Tuesday, January 26, 2010

Boo Hoo

Today I was 208 when I woke up. That was good. I took a 67 minute walk up to Target to buy a few things, then over to Subway to pick up a salad, and then home to eat the salad. All good news. The Boo Hoo is because I've also known in the back of my mind since around Christmas time that I had another hernia. Today I went to the doctor to have the self-diagnosis confirmed. Yup. It's a hernia, and it seems to be right between where the other two were. The family practice doctor couldn't say for sure if it was part of one of the old ones or a new one in between. The result is the same: go back to the surgeon ASAP. He scared me so much back in April about going on the big cruise to Hawaii with the hernias. He said I should not do it. Now I don't know what to do. I will call his office tomorrow and try to get an appointment Thursday or Friday.

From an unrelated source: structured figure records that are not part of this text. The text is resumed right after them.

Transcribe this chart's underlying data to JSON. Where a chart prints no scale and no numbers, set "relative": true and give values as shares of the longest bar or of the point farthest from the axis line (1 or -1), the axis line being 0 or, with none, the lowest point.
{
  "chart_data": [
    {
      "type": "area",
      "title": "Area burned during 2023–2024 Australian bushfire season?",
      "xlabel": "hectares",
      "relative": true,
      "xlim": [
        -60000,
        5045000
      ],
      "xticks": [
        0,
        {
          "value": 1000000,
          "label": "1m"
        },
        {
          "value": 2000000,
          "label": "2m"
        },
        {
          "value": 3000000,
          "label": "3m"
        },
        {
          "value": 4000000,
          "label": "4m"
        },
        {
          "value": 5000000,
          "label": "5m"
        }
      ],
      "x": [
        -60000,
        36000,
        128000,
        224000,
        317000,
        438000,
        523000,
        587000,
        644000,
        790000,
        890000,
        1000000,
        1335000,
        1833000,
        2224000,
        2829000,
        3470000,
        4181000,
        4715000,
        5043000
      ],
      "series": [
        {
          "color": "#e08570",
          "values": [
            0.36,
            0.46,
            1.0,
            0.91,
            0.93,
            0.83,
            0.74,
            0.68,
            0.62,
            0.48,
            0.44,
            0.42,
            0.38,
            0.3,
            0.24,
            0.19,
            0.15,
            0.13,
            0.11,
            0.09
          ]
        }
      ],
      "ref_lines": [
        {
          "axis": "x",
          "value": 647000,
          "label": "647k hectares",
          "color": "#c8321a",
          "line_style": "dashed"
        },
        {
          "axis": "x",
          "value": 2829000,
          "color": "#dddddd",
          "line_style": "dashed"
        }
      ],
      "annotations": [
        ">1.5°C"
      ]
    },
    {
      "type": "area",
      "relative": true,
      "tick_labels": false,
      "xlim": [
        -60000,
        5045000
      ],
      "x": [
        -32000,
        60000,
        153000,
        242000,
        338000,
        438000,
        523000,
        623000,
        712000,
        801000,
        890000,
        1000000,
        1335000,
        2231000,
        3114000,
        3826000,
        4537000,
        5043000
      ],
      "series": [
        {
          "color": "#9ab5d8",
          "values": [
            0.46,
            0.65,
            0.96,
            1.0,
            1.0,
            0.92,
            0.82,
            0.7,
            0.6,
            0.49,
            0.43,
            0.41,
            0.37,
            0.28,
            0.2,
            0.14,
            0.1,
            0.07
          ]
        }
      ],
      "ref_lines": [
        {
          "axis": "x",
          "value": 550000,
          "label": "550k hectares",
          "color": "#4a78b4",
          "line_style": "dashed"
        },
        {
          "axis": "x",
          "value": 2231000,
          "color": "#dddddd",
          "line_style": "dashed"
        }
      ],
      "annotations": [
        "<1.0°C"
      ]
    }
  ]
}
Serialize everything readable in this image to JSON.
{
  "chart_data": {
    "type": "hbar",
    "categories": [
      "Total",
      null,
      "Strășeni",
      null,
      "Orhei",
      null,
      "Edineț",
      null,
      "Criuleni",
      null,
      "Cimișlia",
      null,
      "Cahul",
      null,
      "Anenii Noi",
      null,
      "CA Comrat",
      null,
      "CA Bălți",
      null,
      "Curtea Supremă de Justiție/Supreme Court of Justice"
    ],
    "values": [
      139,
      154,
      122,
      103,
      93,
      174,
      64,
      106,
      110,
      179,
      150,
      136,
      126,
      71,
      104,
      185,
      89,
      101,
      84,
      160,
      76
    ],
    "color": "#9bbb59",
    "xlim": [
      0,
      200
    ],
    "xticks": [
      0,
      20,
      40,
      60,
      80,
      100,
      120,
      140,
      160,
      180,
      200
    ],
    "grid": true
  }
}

If it needs surgery, then I guess he'll just have to try to fast track me into it so I can recover by March 2. I'm on that train and then on the cruise no matter what!

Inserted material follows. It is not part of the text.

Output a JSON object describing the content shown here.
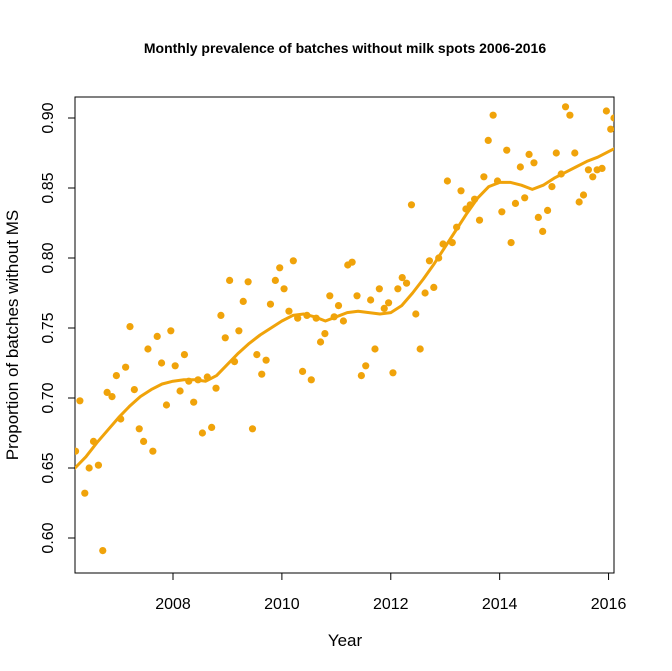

This is just not what I need right now. There is too much on my plate, figuratively. The dress rehearsal for the show is tomorrow night; the house is full of packed and empty boxes, so much that there's barely a path to walk or a chair to sit in; four people are coming Friday night to sleep over for the weekend for the show; a snow storm is predicted which could affect people traveling and whether or not we have the show; there's so much stuff in the house to move into the POD starting Monday and I can't lift it. How can Mark and I do this, and get the house ready to sell, and get ready to go away? I'm getting scared and depressed, and usually that leads to overeating! Eating is my way of dealing with stress, and I'm feeling very stressed. I need to breathe deeply and focus on what I can accomplish, not what I can't. I need to think about what I can control, and what I can't. OY! I'm not good at that!

1 comment:

  1. hang in there. I can't believe you found another one. Remember - God only gives us what he knows we can handle!